Since no payment was forthcoming pursuant to the two statutory demand notices, two criminal complaints, being Criminal Complaint were filed by the respondent against the company and the appellants under Section 138 read with Section 141 of the Negotiable Instruments Act before the Additional Chief Metropolitan Magistrate (ACMM), Kurla, Mumbai. Summons were issued by the ACMM to the company and the appellants in both the criminal complaints.
The important question that arises in this appeal is whether the institution or continuation of a proceeding under Section 138 or 141 of the Negotiable Instruments Act can be said to be covered by the moratorium provision, namely, Section 14 of the IBC.
Mr. Jayanth Muth Raj, Senior Advocate appearing on behalf of the appellants, argued that the object of Section 14 being hat the assets of the corporate debtor be preserved during the corporate insolvency resolution process, it would be most incongruous to hold that a Section 138 proceeding, which, although a criminal proceeding, is in essence to recover the amount of the bounced cheque, be kept out of the word “proceedings” contained in Section 14(1)(a) of the IBC.

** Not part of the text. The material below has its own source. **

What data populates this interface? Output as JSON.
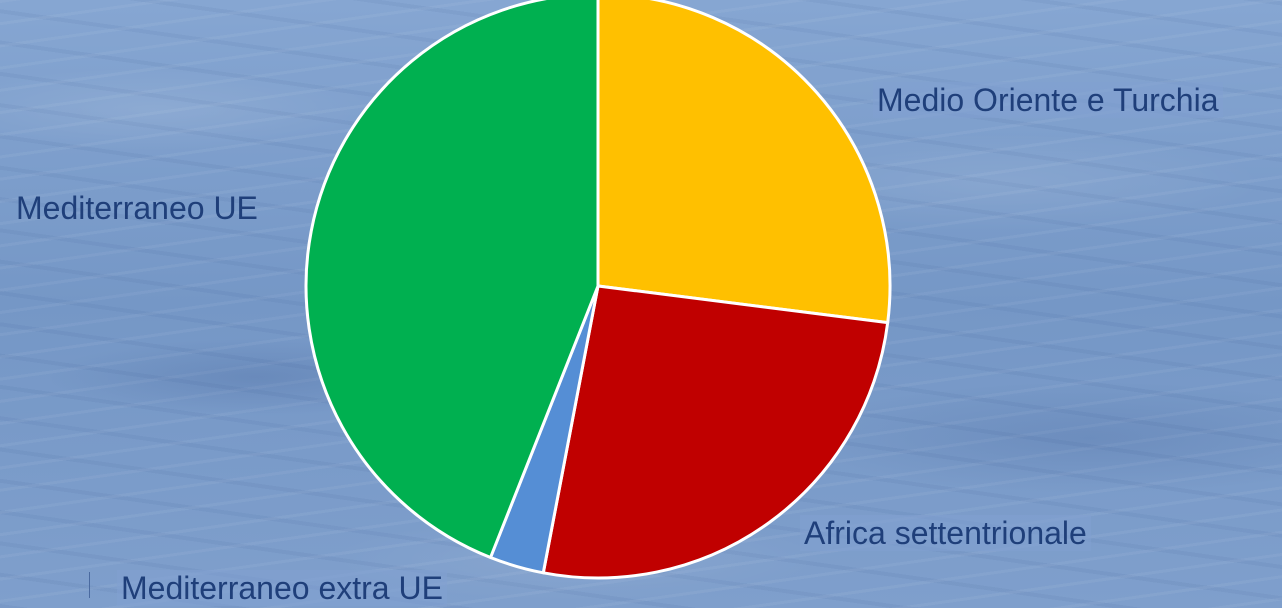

It was further urged that given the object of Section 14, there is no reason to curtail the meaning of the expression “proceedings”, which would therefore include all proceedings against the corporate debtor, civil or criminal, which would result in “execution” of any judgment for payment of compensation.
The three judge bench of Justices R.F.Nariman, Navin Sinha and K.M.Joseph concluded that a Section 138/141 proceeding against a corporate debtor is covered by Section 14(1)(a) of the IBC.
The court while allowing the appeal observed that as far as the Directors/persons in management or control of the corporate debtor are concerned, a Section 138/141 proceeding against them cannot be initiated or continued without the corporate debtor because Section 141 of the Negotiable Instruments Act speaks of persons in charge of and responsible to the company for the conduct of the business of the company, as well as the company.